В хатке прибрано, чисто; достаю пиво, бутерброды, в запасе у меня бутылка местной водки сливовицы – ее подарил Одиссей. Очень хочется разжечь костер, но делать этого нельзя, и мне становится грустно, потому что костры – моя любимая забава с детства, и везде, куда бы я ни приезжал, я всегда старался развести огонь. А тут это невозможно. Конечно, наши помойки посреди леса не лучшая альтернатива, и можно представить, как выглядел бы такой домик в России, но почему нельзя, чтобы была и чистота, и костры в лесу?

Сижу на деревянной лавке, смотрю на ветряки вдали и пью пиво, как когда-то в «Тайване», который давно закрыли. Рассказывали, что туда любил ходить старший внук Брежнева – Леонид. Он учился на химфаке, и однажды компанию молодых людей, отмечавших медиану, загребли в ментовку.

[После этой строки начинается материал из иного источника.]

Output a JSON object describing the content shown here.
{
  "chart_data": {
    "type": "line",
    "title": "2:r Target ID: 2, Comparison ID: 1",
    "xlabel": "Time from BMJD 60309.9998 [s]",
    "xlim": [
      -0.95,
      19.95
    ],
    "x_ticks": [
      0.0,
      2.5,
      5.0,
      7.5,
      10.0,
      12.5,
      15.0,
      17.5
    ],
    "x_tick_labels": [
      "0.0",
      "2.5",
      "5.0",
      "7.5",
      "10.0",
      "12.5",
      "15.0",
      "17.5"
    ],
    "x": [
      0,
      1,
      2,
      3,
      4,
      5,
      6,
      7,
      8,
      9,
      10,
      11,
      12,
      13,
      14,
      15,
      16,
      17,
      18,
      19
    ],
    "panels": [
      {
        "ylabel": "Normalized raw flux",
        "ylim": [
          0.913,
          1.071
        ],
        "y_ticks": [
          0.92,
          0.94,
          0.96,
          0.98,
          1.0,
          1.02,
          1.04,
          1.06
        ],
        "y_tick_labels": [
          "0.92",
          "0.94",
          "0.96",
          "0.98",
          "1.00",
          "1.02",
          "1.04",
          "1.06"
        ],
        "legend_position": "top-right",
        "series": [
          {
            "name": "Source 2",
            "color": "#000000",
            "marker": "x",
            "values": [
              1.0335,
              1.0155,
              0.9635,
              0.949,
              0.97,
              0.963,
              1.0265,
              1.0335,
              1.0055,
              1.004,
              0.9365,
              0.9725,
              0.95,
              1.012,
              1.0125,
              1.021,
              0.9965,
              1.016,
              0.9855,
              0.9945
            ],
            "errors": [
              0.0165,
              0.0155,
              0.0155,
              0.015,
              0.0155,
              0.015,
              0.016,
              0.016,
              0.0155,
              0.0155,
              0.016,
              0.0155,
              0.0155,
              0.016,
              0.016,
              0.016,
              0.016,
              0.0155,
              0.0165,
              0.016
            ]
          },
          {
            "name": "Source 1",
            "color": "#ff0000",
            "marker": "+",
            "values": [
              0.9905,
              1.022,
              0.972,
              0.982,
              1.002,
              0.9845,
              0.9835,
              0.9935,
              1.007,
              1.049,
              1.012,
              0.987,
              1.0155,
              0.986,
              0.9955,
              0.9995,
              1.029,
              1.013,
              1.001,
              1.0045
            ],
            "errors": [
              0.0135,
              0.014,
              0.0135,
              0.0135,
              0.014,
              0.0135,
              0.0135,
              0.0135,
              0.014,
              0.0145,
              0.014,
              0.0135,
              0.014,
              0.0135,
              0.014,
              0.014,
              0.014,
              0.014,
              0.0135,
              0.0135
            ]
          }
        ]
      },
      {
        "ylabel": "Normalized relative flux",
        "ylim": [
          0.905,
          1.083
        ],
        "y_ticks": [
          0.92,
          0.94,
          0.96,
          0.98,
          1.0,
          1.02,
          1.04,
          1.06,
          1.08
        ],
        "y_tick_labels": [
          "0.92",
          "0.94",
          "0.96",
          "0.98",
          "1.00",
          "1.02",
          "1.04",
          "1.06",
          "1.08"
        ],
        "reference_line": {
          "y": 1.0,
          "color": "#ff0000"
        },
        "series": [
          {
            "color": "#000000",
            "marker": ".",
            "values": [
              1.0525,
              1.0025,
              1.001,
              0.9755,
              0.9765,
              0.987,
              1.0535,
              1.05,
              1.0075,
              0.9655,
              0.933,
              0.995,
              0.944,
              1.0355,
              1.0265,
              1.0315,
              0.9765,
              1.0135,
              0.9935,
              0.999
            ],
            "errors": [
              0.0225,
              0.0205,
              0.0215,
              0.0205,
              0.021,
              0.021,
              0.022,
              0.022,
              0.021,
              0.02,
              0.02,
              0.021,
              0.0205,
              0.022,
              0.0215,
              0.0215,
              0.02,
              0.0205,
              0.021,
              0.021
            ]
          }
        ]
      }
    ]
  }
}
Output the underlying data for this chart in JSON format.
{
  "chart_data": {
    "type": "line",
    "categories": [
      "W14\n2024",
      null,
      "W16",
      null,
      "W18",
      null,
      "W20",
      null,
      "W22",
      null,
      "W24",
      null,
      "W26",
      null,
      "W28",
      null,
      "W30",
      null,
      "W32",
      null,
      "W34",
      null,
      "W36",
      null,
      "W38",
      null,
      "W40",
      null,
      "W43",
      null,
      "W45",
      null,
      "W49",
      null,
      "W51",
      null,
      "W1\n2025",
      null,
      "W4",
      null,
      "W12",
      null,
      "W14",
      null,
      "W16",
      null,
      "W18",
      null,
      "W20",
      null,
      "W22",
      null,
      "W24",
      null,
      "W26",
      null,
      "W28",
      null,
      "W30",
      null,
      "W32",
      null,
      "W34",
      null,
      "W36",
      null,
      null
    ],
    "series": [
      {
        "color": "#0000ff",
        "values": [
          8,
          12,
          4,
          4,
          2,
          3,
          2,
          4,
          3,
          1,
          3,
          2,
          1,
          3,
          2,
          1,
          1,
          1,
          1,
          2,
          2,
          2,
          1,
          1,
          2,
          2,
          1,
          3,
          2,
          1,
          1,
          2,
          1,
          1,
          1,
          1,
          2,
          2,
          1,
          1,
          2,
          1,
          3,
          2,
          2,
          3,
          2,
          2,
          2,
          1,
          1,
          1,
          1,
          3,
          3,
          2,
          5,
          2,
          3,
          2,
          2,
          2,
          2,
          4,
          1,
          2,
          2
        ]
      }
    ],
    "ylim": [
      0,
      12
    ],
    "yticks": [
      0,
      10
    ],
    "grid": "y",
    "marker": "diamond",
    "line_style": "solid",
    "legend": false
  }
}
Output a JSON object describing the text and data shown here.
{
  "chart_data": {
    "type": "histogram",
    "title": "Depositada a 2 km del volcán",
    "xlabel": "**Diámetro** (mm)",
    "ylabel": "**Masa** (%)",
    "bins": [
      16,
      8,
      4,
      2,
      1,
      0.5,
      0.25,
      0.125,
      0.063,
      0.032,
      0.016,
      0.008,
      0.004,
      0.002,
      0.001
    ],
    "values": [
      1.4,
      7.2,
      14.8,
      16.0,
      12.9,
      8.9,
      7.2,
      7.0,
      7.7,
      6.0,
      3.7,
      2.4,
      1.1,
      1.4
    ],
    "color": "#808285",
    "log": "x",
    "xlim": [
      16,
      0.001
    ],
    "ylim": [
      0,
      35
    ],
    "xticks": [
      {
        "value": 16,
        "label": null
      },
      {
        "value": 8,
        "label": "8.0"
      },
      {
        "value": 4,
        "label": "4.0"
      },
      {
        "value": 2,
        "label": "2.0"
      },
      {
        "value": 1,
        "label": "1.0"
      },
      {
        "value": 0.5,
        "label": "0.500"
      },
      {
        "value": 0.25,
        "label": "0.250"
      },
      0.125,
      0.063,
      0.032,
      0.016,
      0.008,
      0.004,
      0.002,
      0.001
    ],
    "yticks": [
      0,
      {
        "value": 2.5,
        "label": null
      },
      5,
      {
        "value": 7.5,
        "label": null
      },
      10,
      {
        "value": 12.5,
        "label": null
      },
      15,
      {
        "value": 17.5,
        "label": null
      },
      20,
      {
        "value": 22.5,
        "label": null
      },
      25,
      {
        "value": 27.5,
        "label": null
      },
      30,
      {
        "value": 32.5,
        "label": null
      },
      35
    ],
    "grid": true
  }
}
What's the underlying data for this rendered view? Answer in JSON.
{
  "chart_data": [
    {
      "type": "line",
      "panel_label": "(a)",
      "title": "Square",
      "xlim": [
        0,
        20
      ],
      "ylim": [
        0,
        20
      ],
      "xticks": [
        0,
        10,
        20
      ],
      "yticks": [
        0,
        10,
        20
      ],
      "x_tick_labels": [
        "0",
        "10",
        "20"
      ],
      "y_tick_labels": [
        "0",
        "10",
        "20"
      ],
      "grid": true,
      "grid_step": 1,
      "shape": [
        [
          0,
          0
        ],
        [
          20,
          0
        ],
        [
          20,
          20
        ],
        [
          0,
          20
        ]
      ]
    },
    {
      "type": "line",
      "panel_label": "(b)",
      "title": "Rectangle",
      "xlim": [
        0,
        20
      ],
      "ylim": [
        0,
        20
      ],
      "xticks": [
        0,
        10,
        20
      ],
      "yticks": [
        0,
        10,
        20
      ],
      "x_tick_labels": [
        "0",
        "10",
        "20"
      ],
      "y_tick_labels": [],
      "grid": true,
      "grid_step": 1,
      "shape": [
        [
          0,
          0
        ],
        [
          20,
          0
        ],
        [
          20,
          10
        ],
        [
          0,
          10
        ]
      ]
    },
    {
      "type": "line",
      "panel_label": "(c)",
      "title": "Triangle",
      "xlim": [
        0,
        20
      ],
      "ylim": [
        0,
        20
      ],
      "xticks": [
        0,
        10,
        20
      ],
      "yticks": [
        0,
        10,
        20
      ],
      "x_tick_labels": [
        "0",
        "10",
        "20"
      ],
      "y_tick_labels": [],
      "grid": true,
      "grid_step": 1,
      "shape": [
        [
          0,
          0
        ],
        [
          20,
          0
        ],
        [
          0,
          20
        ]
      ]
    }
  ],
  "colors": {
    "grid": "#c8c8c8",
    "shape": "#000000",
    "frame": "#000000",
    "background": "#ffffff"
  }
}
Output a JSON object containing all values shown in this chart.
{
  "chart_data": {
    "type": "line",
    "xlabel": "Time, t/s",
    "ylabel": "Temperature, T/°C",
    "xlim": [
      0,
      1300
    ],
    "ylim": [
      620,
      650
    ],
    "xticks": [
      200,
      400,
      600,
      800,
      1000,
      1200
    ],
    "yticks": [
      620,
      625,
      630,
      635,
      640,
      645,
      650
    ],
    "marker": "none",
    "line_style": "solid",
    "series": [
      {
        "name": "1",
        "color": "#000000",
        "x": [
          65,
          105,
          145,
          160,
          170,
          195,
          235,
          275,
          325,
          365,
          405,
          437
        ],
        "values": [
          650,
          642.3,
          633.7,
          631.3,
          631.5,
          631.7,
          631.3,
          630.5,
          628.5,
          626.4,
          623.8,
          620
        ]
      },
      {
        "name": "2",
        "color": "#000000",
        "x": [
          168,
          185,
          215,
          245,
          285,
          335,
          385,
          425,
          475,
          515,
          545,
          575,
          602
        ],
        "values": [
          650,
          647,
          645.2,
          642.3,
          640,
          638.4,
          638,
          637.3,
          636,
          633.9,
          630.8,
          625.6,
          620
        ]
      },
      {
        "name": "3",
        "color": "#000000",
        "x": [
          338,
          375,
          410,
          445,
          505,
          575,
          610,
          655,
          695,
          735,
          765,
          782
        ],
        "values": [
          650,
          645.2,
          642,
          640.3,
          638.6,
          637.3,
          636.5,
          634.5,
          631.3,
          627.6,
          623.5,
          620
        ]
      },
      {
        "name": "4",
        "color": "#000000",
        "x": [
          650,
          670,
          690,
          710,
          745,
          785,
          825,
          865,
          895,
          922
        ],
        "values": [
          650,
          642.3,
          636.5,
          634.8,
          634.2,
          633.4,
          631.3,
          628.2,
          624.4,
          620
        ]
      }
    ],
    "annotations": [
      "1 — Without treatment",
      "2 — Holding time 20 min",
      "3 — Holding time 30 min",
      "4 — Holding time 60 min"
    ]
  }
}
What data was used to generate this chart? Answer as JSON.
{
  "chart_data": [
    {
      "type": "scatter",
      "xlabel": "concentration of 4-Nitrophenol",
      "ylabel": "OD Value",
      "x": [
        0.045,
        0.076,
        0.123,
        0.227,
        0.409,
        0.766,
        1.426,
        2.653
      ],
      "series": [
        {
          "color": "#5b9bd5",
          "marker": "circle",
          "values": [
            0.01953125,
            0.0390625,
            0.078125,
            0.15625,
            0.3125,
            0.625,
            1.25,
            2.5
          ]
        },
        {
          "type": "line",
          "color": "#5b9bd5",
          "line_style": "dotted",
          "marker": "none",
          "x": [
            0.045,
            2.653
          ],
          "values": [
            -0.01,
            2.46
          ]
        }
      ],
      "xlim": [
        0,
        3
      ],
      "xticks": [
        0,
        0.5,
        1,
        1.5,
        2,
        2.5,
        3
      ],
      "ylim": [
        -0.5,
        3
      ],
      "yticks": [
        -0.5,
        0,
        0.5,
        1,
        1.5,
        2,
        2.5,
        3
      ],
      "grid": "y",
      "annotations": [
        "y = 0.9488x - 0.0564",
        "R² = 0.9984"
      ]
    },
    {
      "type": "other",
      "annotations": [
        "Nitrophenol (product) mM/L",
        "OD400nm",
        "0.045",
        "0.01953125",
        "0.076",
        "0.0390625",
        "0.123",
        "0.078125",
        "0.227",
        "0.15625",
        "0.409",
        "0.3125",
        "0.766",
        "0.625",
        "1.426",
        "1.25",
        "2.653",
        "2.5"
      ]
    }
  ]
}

Внук был не очень похож на деда, и, когда назвал свою фамилию, а затем еще и имя, парня отметелили с особой тщательностью и усердием. Потом, правда, так же тщательно извинялись, но злачное место все равно решили упразднить, чтоб не было соблазна. Я не поленился, проверил этот рассказ в интернете, и получилась нестыковка, ибо внук Брежнева учился в универе гораздо раньше, чем закрыли пивную. И тем не менее история мне понравилась. Говорят, Павлик очень переживал за «Тайвань» и пытался его выкупить, но в ту пору его возможности не были такими обширными, а главное, изменились отношения с Китаем, посольство ожило, наполнилось людьми, чернила со стен и окон были смыты и о конфликте семьдесят девятого года старались не вспоминать. Пивнуха же с ее вызывающим народным названием была могущественному соседу как бельмо в глазу, и от нее избавились. А жаль, правда. Мне вообще много чего жаль из той жизни, и, чем дальше мы от нее уходим, тем больше я о ней жалею. При этом я абсолютно не согласен с теми, кто расхваливает совок – дурацкое слово, сам его не люблю, но еще меньше понимаю мечтающих туда вернуться; однако сегодня у меня сентиментальное настроение и я хочу сделать то, что запрещал себе все эти дни, – вспомнить Катю.

 

Петя, когда отправлял меня в Киев, надеялся, что у нас с ней может что-то опять сложиться, ибо сейчас – провозглашал он – настало время, когда люди должны друг друга прощать и находить спасение в прошлом, бросать якорьки и попытаться остановить идущий вразнос корабль.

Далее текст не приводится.